Well, we can certainly see where her position is as indispensable as West’s and Guerra’s.

All this takes place at a time whe OGB’s reserve fund has dwindled from $500 million at the time of the agency’s privatization in January 2013 to about half that amount today. Even more significant, the reserve fund is expected to dip as low as $5 million by 2016, just about the time Jindal leaves town for good.

Completing the trifecta of good news, we also have learned that health benefits for some 200,000 state employees, retirees and dependents will be slashed this year even as premiums increase.

In June, West broke the news to the OGB employees. She erroneously said the 47 remaining employees would be reassigned other duties and some might see pay reductions and that those with seniority could bump junior employees in desired positions. The Civil Service Department, however, said salaries could not be cut and bumping is no longer allowed.

Isn’t it nice to know your agency director knows the procedures?

Employees were told that letters would go out between July 1 and July 15 to those who were being laid off. On July 7, they were told the letters would be delivered by hand on Friday, July 11. None came. On the following Monday (July 14) confusion of the order of the day as Deputy Commissioner of Administration Ruth Johnson sent emails to those affected and instructed them to attend a noon meeting in the OGB board room. Upon entering the board room, each person was handed a packet that informed them that Civil Service had not approved the layoffs.

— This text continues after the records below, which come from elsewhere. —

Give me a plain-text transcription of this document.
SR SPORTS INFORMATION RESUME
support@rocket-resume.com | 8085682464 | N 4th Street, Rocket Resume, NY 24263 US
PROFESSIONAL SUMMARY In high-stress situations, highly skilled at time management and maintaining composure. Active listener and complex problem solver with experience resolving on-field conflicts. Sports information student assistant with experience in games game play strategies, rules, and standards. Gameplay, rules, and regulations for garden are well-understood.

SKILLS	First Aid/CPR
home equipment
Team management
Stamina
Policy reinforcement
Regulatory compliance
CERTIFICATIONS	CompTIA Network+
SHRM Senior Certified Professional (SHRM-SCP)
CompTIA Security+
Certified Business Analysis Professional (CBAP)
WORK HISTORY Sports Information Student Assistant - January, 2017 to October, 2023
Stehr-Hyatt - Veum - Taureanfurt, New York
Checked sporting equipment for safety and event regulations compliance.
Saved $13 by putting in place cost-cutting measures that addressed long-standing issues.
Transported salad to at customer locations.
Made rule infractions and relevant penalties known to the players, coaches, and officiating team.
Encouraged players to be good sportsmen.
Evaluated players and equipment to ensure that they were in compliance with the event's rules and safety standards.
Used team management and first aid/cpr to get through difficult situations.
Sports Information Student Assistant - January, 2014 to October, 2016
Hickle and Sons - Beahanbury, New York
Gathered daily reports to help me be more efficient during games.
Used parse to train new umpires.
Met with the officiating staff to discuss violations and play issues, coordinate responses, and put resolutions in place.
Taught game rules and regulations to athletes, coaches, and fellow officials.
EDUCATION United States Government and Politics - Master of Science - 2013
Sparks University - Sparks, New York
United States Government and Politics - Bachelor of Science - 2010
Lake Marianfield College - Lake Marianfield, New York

During the meeting, according to one who was there, West kept repeating, “I get this. I’ve been where you are. I get this. However, there are worse things. It’s not like losing a child. I get this.”

Way to soften the blow, Susan. You might have reminded them that the fighting between Israel and Palestine isn’t so bad because there’s also an Ebola outbreak in Africa or that while you’re losing your home to a hurricane storm surge, some people are having to endure heavy wind damage. Or better yet, take them all to a showing of The Fault in Our Stars. That’ll cheer them up.

“It was the ‘I get this’ and comparison of losing a job to losing a child that infuriated the OGB state employees,” the employee said. “This is the worst thing in their lives right  now, some are battling cancer and working; some have children and grandchildren to feed; some live paycheck to paycheck; some are taking care of the elderly and family; all have bills, rents/mortgages, school tuition, etc.”

But you really can’t blame Susan. She previously worked for ORM and was among those present when ORM Director Bud Thompson broke the privatization news to his employees by standing before them, grinning, as he said, “I still have my job.”